Pemerintah memahami apresiasi dari pekerja, buruh dan pengusaha, demo hanya akan menghambat dialog
perepat.com-Hari buruh diperingati setiap 1 Mei. Konfederasi Serikat Pekerja Seluruh Indonesia (KSPSI) akan mengundur peringatan May Day atau Hari Buruh yang biasa diselenggarakan pada 1 Mei menjadi 12 Mei 2022.
Ini dilakukan lantaran malam takbiran Lebaran Idul Fitri 1443 H jatuh pada 1 Mei yang lalu bertepatan dengan perayaan Hari Buruh Internasional.
Satu hal yang hampir pasti terjadi pada hari peringatan tersebut adalah demo besar-besaran para buruh. Jumlah buruh yang turun ke jalan mencapai puluhan ribuan orang. Demonstrasi ada tujuannya. Tentulah terkait kepentingan nasib buruh itu sendiri agar kehidupannya lebih baik.
Melihat fenomena Hari Buruh setiap tahun, timbul pertanyaan, mengapa selalu diisi dengan demo besar-besaran?
Kalau setiap tahun dilakukan demo, apakah berarti demo besar tahun sebelumnya masih gagal mencapai tujuan? Apakah tidak ada cara lain mencapai tujuan sehingga di Hari Buruh tahun berikutnya tidak perlu lagi melakukan demo?
Bila berangkat dari pemikiran bahwa pengulangan cara secara terus menerus tanpa menghasilkan maka perlu dipikirkan cara atau strategi lain agar didapatkan hasilnya. Ini perlu dipikirkan agar Hari Buruh bisa ‘elegan’ seperti hari-hari besar lainnya.
Nasib buruh ditentukan beberapa faktor, yakni hubungan kerja antar buruh (semangat kerjasama yang positif) di perusahaan dan kinerja personal buruh itu sendiri sebagai faktor internal.
Kemudian faktor eksternal yakni sistem di luar kelompoknya. Sistem itu menyangkut banyak hal, seperti aturan internal tempat buruh bekerja, regulasi atau peraturan yang berlaku secara regional dan nasional, kepentingan politik, situasi perekonomian nasional dan dunia dan lain sebagainya.
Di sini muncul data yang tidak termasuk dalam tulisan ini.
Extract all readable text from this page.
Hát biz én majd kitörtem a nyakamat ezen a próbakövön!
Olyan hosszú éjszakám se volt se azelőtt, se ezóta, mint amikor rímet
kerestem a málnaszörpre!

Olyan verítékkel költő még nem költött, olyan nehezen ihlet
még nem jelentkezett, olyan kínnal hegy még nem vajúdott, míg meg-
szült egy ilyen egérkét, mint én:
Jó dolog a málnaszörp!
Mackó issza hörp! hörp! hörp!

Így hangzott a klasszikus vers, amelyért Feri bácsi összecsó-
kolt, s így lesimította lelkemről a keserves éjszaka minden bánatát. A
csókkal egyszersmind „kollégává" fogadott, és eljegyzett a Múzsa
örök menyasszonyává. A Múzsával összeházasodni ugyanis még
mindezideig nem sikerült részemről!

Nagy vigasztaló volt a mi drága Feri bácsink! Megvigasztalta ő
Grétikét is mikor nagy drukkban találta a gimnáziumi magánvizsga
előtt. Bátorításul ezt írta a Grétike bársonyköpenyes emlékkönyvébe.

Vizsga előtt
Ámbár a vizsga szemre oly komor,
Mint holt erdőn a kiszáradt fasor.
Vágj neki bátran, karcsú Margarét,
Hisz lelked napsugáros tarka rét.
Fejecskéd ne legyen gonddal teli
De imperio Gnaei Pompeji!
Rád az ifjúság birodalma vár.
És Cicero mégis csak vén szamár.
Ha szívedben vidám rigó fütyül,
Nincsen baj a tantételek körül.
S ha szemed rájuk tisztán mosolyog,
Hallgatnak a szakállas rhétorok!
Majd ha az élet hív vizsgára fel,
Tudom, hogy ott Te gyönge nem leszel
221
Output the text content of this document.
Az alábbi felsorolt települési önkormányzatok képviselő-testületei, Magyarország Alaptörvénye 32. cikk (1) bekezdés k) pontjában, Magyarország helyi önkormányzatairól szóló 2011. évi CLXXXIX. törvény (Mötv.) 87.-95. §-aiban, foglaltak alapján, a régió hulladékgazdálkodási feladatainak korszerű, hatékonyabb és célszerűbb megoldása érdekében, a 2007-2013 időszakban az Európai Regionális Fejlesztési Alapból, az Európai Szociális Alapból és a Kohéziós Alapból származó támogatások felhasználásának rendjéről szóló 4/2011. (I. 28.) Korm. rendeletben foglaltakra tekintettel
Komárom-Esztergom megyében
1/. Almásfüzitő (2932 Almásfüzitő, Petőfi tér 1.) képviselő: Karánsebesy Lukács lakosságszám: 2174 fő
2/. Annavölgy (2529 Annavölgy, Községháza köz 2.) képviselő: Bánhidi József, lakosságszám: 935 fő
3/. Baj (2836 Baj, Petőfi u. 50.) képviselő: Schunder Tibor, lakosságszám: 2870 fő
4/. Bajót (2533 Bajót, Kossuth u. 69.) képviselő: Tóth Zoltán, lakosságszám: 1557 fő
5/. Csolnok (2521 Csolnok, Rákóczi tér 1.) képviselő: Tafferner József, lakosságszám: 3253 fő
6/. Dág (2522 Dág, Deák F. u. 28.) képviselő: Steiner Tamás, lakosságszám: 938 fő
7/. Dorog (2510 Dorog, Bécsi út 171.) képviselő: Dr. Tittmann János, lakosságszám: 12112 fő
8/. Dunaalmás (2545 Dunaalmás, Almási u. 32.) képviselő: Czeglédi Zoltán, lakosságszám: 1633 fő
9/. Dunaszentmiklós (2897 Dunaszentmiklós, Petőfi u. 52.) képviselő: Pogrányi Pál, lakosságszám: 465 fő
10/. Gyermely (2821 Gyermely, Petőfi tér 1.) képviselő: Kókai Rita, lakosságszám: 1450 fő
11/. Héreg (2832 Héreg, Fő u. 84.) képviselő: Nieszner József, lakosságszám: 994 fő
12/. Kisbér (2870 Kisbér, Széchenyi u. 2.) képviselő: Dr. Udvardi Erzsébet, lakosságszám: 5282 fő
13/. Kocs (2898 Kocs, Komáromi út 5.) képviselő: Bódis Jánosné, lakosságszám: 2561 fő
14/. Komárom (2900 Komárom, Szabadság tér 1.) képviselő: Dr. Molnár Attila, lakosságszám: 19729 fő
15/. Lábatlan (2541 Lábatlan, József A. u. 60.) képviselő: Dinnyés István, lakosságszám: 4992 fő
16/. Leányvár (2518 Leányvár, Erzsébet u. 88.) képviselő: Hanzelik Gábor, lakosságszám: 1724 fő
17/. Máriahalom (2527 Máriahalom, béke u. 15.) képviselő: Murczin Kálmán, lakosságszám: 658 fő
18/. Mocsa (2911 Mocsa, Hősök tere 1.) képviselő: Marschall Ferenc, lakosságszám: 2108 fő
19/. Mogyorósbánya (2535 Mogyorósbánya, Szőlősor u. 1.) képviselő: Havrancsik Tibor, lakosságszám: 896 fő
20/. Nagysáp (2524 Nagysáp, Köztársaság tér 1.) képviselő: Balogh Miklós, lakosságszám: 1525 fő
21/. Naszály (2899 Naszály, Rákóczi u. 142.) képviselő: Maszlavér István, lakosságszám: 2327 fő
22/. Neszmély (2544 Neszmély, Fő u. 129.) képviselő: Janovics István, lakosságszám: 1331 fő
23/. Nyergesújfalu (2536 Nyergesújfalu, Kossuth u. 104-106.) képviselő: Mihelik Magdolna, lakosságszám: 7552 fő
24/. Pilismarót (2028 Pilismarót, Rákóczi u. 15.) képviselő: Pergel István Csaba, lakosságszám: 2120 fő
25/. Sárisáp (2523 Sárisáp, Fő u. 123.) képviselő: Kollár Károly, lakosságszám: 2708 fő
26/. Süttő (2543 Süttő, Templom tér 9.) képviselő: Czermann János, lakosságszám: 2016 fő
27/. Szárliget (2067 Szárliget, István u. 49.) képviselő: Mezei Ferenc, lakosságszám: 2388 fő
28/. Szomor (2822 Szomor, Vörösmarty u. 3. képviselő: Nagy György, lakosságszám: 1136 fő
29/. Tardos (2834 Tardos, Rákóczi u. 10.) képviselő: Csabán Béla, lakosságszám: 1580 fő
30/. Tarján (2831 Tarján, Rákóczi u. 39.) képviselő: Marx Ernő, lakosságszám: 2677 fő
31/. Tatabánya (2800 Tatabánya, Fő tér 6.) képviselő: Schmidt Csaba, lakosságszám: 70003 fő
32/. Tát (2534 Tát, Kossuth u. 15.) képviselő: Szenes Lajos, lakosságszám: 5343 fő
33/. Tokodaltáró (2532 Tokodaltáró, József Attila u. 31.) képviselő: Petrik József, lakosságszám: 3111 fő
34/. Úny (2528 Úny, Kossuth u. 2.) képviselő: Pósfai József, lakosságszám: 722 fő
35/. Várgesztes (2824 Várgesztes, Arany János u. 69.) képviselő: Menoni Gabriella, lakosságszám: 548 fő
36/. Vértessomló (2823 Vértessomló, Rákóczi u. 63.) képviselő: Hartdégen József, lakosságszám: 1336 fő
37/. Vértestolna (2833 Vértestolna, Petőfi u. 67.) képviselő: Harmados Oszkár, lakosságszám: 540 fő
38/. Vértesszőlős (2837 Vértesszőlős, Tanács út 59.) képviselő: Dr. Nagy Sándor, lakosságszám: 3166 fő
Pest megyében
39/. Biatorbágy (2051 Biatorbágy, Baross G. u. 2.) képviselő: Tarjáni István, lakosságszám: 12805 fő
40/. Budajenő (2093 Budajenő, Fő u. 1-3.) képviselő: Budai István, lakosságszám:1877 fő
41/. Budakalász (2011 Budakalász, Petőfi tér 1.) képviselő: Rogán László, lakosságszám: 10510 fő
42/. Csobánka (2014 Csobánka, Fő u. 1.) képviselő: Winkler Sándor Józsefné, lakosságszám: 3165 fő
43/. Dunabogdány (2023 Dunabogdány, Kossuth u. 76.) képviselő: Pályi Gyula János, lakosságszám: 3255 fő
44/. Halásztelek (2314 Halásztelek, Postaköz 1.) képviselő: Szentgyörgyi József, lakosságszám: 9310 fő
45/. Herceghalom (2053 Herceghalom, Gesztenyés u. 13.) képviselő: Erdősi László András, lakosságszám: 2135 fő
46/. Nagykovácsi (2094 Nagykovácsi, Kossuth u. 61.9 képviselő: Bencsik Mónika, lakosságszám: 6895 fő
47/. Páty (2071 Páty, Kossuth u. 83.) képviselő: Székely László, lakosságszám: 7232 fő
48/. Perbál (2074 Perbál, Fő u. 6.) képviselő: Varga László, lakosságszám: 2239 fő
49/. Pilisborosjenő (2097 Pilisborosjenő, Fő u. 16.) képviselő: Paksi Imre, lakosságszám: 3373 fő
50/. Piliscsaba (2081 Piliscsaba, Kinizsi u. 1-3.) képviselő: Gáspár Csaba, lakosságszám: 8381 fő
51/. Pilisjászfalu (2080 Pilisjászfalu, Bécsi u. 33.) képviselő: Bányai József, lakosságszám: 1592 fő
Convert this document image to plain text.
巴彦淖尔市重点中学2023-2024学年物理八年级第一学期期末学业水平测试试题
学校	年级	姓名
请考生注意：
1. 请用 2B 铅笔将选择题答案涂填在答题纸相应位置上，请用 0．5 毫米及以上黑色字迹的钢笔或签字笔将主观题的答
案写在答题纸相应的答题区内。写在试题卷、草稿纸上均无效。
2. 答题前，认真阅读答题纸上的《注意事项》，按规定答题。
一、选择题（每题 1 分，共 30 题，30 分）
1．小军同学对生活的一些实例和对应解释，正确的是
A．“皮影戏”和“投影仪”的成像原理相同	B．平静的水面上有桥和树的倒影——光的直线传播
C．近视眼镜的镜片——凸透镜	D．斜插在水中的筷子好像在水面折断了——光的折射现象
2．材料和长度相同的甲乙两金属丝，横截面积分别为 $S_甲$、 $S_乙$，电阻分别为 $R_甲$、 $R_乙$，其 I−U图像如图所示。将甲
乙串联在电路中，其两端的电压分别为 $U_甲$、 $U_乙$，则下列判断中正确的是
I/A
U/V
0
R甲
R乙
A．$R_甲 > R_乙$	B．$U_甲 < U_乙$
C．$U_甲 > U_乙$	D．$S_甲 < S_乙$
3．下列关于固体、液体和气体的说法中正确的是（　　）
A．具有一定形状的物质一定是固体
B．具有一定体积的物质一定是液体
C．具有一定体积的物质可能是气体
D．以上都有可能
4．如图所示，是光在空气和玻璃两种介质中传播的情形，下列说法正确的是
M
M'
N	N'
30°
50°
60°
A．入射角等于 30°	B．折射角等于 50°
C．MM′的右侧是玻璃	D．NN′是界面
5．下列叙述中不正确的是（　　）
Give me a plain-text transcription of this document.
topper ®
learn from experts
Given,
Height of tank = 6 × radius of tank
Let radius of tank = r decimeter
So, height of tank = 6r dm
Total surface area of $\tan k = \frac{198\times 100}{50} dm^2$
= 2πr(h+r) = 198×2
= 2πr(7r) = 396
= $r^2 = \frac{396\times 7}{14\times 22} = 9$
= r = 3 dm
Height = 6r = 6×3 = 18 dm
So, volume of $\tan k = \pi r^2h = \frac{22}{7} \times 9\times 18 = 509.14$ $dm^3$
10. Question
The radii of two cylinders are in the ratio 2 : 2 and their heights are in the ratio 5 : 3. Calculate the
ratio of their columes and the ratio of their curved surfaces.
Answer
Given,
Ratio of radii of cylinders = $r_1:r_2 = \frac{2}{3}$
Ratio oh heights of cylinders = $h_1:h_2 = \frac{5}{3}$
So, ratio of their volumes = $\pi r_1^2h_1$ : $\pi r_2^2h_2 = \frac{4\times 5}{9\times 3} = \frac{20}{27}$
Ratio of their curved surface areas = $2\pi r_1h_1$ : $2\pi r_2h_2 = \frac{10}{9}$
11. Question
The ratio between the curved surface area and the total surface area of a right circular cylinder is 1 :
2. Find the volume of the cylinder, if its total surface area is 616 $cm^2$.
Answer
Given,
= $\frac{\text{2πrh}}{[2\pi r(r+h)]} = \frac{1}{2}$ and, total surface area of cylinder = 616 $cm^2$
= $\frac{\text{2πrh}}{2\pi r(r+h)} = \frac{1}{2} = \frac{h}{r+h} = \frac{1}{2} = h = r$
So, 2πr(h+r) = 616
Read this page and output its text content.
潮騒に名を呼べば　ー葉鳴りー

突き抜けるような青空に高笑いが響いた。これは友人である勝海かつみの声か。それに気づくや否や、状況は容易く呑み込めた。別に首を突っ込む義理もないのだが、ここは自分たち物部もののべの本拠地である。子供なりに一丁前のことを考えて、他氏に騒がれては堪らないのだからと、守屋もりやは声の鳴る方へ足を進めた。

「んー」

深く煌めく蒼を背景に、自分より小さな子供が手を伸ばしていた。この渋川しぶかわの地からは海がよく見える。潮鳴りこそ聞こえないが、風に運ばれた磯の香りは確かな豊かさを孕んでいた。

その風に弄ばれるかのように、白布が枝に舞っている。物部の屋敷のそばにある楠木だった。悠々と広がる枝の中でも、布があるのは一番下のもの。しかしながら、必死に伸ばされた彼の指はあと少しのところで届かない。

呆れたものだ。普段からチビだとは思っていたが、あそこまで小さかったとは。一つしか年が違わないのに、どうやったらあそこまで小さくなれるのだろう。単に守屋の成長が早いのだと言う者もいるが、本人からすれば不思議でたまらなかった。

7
Kalau dirinci dan dipetakan akan menghasilkan banyak faktor internal dan eksternal yang saling terkait dan membentuk ‘benang kusut’ yang kalau isunya terus dikomodifikasi pihak tertentu menyebabkan buruh tidak sejahtera sampai kapan pun.
Pertanyaannya adalah, untuk mengurai benang kusut dan menghasilkan sebuah tenun kesejahteraan apakah harus dengan demo besar-besaran setiap tahun?
Tampaknya memang agak rumit namun bukan tidak mungkin. Banyak contoh di negara lain nasib buruh sejahtera tanpa gejolak demo tahunan. Semoga selalu ada pemecahannya selain dengan cara aksi demontrasi besar-besaran setiap tahun di hari peringatan.
Karena sejatinya hari peringatan merupakan petanda pengakuan sebuah Eksistensi di tengah lingkungan yang lebih luas. Kalau sudah eksis kiranya tak perlu selalu dirayakan dengan demontrasi besar-besaran.